Sie werden von Dr. Davis Brent, dem Verwalter der Physikalischen Abteilung auf „Helios“, empfangen, der sehr an Reynolds‘ Forschungsarbeit interessiert ist. Er will offensichtlich einen Abglanz von dessen Ruhm ergattern, weshalb er Reynolds wie eine schleimige Kröte vorkommt. Brent blitzt auch bei Carolyn ab, die aber viel subtiler vorgeht. Wer weiß, wozu Brent ihr noch nütze sein kann.

Es dauert nicht lange, bis Reynolds die Sonnenspinne entdeckt. Sie ist riesig und erstreckt sich über mehrere zehntausend Kilometer. Je intensiver er sich mit diesem Wesen beschäftigt, desto mehr beherrscht es seine Einbildungs- und Vorstellungskraft. Er kann sich sogar vorstellen, dass es seine Wahrnehmung beeinflusst. Er perfektioniert seine mathematische Gleichung, um das Wesen zu beschreiben.

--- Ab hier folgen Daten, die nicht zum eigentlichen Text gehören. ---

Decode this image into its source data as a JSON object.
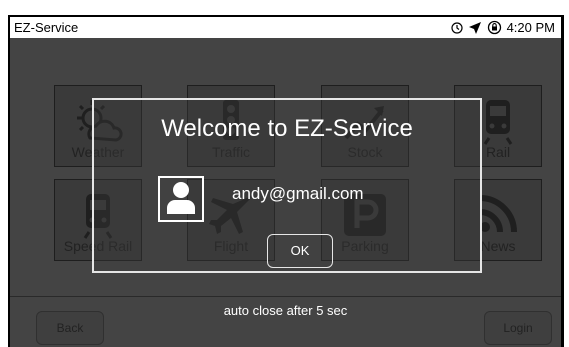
{
  "status_bar": {
    "app_title": "EZ-Service",
    "time": "4:20 PM",
    "icons": [
      "clock-icon",
      "location-arrow-icon",
      "lock-rotation-icon"
    ]
  },
  "tiles": [
    {
      "label": "Weather",
      "icon": "weather-icon"
    },
    {
      "label": "Traffic",
      "icon": "traffic-light-icon"
    },
    {
      "label": "Stock",
      "icon": "stock-chart-icon"
    },
    {
      "label": "Rail",
      "icon": "train-icon"
    },
    {
      "label": "Speed Rail",
      "icon": "speed-rail-icon"
    },
    {
      "label": "Flight",
      "icon": "airplane-icon"
    },
    {
      "label": "Parking",
      "icon": "parking-icon"
    },
    {
      "label": "News",
      "icon": "rss-icon"
    }
  ],
  "dialog": {
    "title": "Welcome to EZ-Service",
    "email": "andy@gmail.com",
    "ok_label": "OK"
  },
  "footer": {
    "auto_close_text": "auto close after 5 sec",
    "back_label": "Back",
    "login_label": "Login"
  }
}
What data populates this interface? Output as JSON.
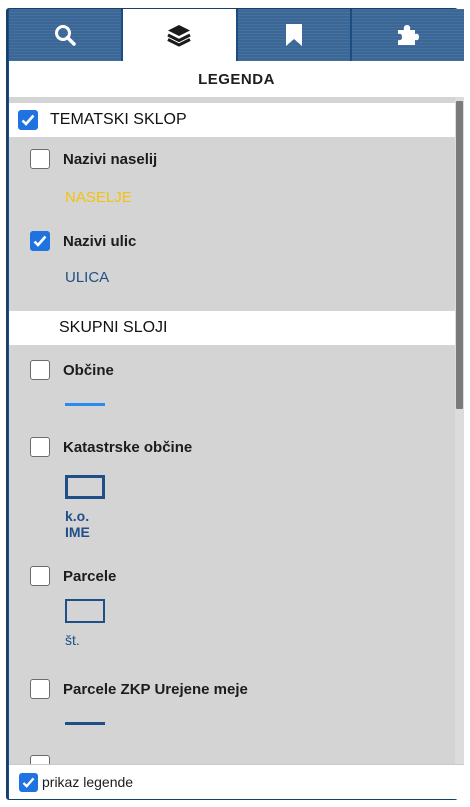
{
  "tabs": [
    {
      "icon": "search-icon"
    },
    {
      "icon": "layers-icon",
      "active": true
    },
    {
      "icon": "bookmark-icon"
    },
    {
      "icon": "puzzle-icon"
    }
  ],
  "legend": {
    "title": "LEGENDA"
  },
  "groups": {
    "tematski": {
      "label": "TEMATSKI SKLOP",
      "checked": true
    },
    "skupni": {
      "label": "SKUPNI SLOJI"
    }
  },
  "layers": {
    "nazivi_naselij": {
      "label": "Nazivi naselij",
      "symbol_text": "NASELJE",
      "symbol_color": "#f4c20d"
    },
    "nazivi_ulic": {
      "label": "Nazivi ulic",
      "symbol_text": "ULICA",
      "symbol_color": "#1f4f86"
    },
    "obcine": {
      "label": "Občine",
      "line_color": "#2b8af0"
    },
    "katastrske": {
      "label": "Katastrske občine",
      "ko_label": "k.o.",
      "ime_label": "IME",
      "color": "#1f4f86"
    },
    "parcele": {
      "label": "Parcele",
      "st_label": "št.",
      "color": "#1f4f86"
    },
    "parcele_zkp": {
      "label": "Parcele ZKP Urejene meje",
      "line_color": "#1f4f86"
    }
  },
  "footer": {
    "label": "prikaz legende",
    "checked": true
  },
  "colors": {
    "accent": "#1e73e0",
    "frame": "#1c4d82",
    "tab_inactive": "#3b6797",
    "panel_bg": "#d4d4d4"
  }
}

Als Brent entdeckt, dass Carolyn heimlich einen Fötus in eine künstliche Gebärmutter implantiert und verschickt hat, verfügt er über ein Druckmittel, dem sich Carolyn nicht entziehen kann, will sie ihre – angeblich verschollene – Tochter behalten: Sie muss für Brent spionieren. Doch als Reynolds am Abend seiner Geburtstagsfeier früher „heimkommt“ als erwartet, erwischt er sie beim Datendiebstahl. Das bringt das Fass zum Überlaufen. Doch sein Mordversuch an Brent schlägt fehl. Er wird gezwungen, in ein Shuttle zu steigen und zur Sonne zu fliegen. Das Gefährt wird natürlich ferngesteuert…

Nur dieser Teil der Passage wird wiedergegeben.